Question about prefilling contigs #259

Open cmkobel opened 4 years ago

cmkobel commented 4 years ago

It is described in the documentation that one can reuse contigs across nullarbor runs by using the prefill option, such that {ID} is substituted with the ID of each sample.

My question is then: Is it supported and predictable to also use asterisks in these, to glob paths for contigs, if the path is more varying?

example:

prefill:
        contigs.fa: /seq/*/{ID}/contigs.fa

instead of:

prefill:
        contigs.fa: /seq/{ID}/contigs.fa

My motivation is that IDs may be overlapping, thus putting all assemblies in the same folder might be dangerous in the long run.

Best, Carl

tseemann commented 4 years ago

Currently it does not support globbing, but it's a good idea. I was considering making prefill: a list of paths too, instead of a single one. What would you want to happen if there was > 1 match to your pattern?

cmkobel commented 4 years ago

What would you want to happen if there was > 1 match to your pattern?

Inform and exit.

tseemann commented 4 years ago

how many folders do you expect /*/ will match in your case?

cmkobel commented 4 years ago

That is a very specific question. Let's say a hundred?
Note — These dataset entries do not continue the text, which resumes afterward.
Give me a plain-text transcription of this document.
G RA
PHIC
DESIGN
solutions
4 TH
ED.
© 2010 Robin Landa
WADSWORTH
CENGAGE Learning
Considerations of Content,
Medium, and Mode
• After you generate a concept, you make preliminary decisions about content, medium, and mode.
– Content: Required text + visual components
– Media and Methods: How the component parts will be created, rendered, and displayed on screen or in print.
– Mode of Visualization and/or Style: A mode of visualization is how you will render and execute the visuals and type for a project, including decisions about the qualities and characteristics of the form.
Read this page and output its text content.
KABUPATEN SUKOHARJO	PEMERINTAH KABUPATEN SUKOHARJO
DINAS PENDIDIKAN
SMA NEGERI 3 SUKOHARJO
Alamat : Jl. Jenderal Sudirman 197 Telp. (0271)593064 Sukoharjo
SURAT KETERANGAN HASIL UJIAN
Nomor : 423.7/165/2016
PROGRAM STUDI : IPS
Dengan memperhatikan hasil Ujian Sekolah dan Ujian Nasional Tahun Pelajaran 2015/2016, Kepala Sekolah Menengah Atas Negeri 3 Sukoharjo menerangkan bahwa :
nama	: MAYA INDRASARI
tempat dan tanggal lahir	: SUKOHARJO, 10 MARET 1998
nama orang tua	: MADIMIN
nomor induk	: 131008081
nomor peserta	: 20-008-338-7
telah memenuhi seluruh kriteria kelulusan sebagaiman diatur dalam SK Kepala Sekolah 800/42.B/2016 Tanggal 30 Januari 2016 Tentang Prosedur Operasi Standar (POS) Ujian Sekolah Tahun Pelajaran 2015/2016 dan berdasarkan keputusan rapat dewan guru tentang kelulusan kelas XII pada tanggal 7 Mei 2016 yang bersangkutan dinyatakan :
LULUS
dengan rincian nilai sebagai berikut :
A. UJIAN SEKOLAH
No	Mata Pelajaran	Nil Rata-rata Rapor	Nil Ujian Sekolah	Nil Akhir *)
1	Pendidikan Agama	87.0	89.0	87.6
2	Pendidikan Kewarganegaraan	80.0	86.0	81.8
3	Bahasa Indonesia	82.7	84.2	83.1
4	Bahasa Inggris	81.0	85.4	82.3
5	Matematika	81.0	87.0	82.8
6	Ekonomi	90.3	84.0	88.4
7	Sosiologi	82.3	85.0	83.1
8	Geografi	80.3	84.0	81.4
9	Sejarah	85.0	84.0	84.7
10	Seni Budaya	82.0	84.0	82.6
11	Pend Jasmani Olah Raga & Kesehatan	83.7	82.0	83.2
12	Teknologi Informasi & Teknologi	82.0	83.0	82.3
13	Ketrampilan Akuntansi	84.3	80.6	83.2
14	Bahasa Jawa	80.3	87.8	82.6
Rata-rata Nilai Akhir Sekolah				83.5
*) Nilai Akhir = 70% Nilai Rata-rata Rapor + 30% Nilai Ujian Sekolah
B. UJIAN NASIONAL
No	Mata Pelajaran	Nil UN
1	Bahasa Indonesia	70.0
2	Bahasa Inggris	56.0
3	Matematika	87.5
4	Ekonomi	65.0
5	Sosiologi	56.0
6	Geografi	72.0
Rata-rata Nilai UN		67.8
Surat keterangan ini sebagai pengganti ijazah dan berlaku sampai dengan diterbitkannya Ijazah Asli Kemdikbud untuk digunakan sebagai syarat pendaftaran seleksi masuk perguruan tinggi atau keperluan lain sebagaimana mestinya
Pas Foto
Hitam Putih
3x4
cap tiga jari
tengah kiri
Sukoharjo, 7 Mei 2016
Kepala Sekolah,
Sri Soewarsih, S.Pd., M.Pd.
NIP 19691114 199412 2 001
tseemann commented 4 years ago

I'm just worried how slow that glob will be for my less fortunate users (and me) stuck on NFS :)

cmkobel commented 4 years ago

I see. Never thought of that.

I guess, if i keep my IDs unique anyways, its not a problem to have all of them in the same folder.

tseemann commented 4 years ago

I'll still leave this as an enhancement - i'm not against adding it. We're all moving to SSD/NVME with gobs of IOPS soon anyway right? :)